The burgeoning strength of the global carbon market was again underlined today, after the World Bank released a major new study claiming the market more than doubled in size last year to $64bn.
The report found that the growth of the market was primarily driven by the success of the European Emissions Trading Scheme, which saw a doubling in value to $50bn.
However, the study also revealed a levelling off in the expansion of the UN's Clean Development Mechanism (CDM), raising fresh concerns that the initiative for funding the development of low carbon projects in developing economies through the sale of carbon credits is losing momentum.
The report found that the volume of trades completed under the CDM rose just 2.6 per cent in 2007 to 551m tonnes of CO2 equivalent.
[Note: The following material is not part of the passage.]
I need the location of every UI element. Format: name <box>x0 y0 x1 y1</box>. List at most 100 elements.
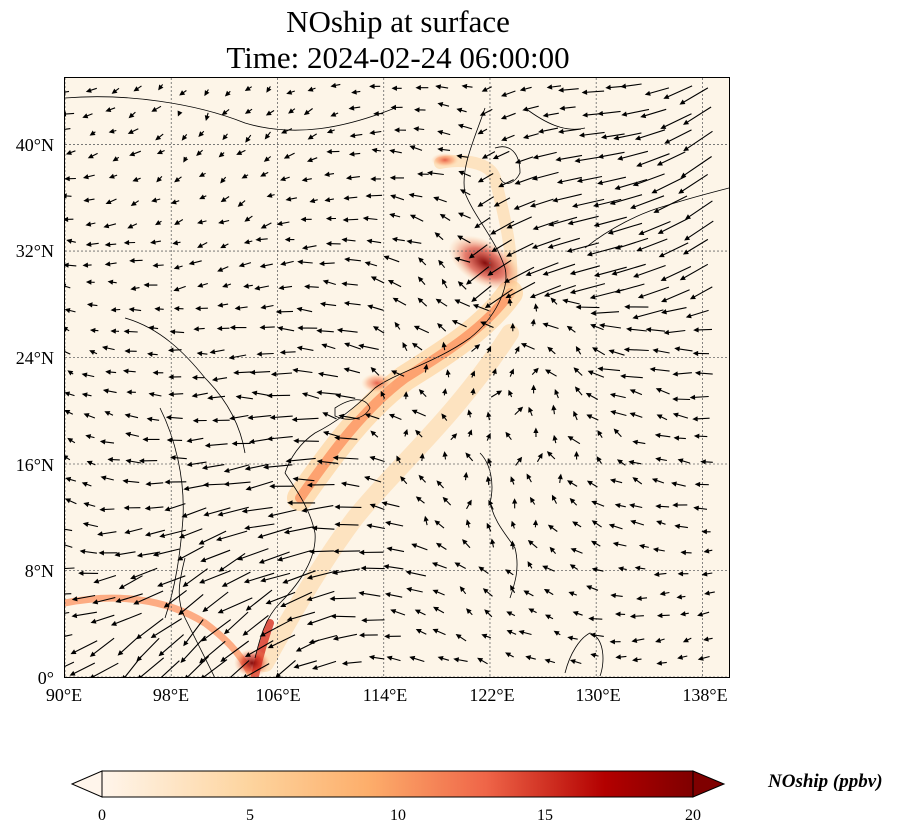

It also claimed that the growth of the market was being hampered by procedural delays that have resulted in over two thirds of the 3,000 CDM projects so far submitted not yet completing the approval cycle and warned that demand for CDM carbon credits could drop off in the run up to a post 2012 international agreement on climate change being reached.
Karan Capoor, lead author of the State and Trends of the Carbon Market Report 2008, warned that urgent action was required to reinvigorate the CDM market. "At a time that global co-operation to reduce the risk of climate change is more important than ever before, the prospects for developing countries benefiting from the carbon market are in question," he said. "It would be a shame for the world to lose this momentum now."
Experts advised that alongside attempts to streamline the approval process for CDM projects, the global carbon market also requires clearer signals from policy makers on the nature of the legislative framework post-Kyoto if it is to continue its rapid growth.
"Carbon trading market data in 2007 reflects the ability of market mechanisms to mobilise capital to address climate change," said Jack Cogen, chief executive of Natsource LLC, a leading emissions and renewable energy investment bank. " [But] in order to continue market growth and investment in clean energy, policy-makers need to send the project development and buying sectors a clear signal that these mechanisms will continue to be an important policy tool in the post-2012 policy framework to address climate change and improve their performance."
Echoing this sentiment, a survey released today by trade group the International Emissions Trading Association (IETA) confirmed that confidence in the market has slipped slightly in the past year.
The survey of over 100 participants in the carbon market found that the index representing confidence in the sector fell from 79 per cent in April 2007 to 73 per cent a year later. However, it also noted that overall confidence in the market remained strong with the majority of respondents predicting a global carbon market would be established in the next 10 years and over half expecting the volume and price of carbon credits to continue to expand up to 2012 and beyond.